Like the children that we are, we stomp our emotional feet and cry out all we want when things in this world do not go our way, but God is wise and just and kind. He gives us space, sends us people to cross our paths to comfort us, and if we listen, He will speak to us directly.
This week we lost our friend Jason Milner, quite suddenly. No one expected this 34 year old man to get this sick, this fast, and not recover. No one would have imagined last week that we would be attending his funeral this Sunday. He has 2 young boys who I taught in Sunday School. My husband is their Sunday School teacher now. We love these boys, and their dad. They are like an extension of our own family. My husband had spent a lot of time talking with Jason, giving counsel and advice, and we always tried to help that little family in any way we could. They are really special to us.
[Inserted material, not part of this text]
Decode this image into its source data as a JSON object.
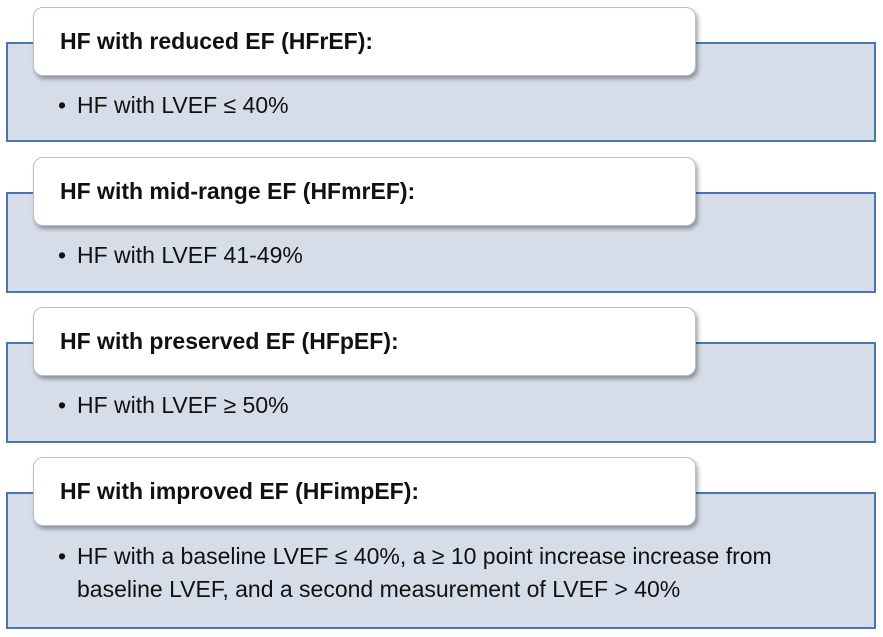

Everyone from our church and that I knew prayed fervently for Jason to live. Still, God said no. My heart cried out WHY?! But before it could finish, God had hushed me quiet.
“I am the Great I Am. My ways are above your ways. Everyday I answer 10,000 tiny prayers for you, but this one…this one isn’t just about you.”
That is what I heard God say to me. Instantly I understood what He meant. It helped me, and it did give me comfort. God has a master plan that we know nothing about. Each person touches so many other people’s lives. We were all put on this earth, given a certain amount of days, given a job to do, and then we are called home. We have to trust God that Jason’s job here on earth was complete. That through what he started on earth, and through the lives he touched, God will continue a work that will prosper. I know Jason loved God and always wanted to do the right thing. He was kind and loving and funny and we will miss him greatly. I wish he could have stayed longer, but. Who am I to say that God doesn’t have perfect timing? God, help our hurting hearts.
God said he answered 10,000 tiny prayers for me, and I feel so ungrateful. Have I thanked God enough for all He has done for me? Have I really been thankful or do I just expect Him to perform His “duty” like a bratty teenage kid of a rich parent. I need to repent.
God really does answer 10,000 tiny prayers for me…God help me find my keys, God help me get a good parking place, Lord keep my kids safe, Jesus please let this be on sale, God don’t let the grinding sound be the washing machine, Lord Jesus please don’t let me run out of gas…..
What about you? Are you also guilty of that too? Perhaps not being thankful enough for the many things God has done for you? It’s easy to take things for granted when everything is going right. That’s why we think the world has come to an end when the power goes off or our water gets turned off for a little while. We are indeed a spoiled generation. We need to be so thankful.
God doesn’t mind if we ask 10,000 tiny prayers, in fact He said for us to pray continually. He desires for us to communicate with Him at all times. Don’t make it weird by being distant. I taught in my Sunday School class an easy way to start to pray is to use the letters as a guide. P – Praise God R – Repent to God A – Ask God Y – Yield to God
A prayer doesn’t have to be long and eloquent. Just talk like you are speaking to a grandfather.
In closing, I want to say do not take anything for granted; your friends, family, home, job, children, vehicle, pets, life….it can all be gone in one heartbeat. Life is so short. Decide what is most important to you now, and pour everything you have into it. Hopefully that is God and family first. I know it was for Jason. I will see you on the other side, brother.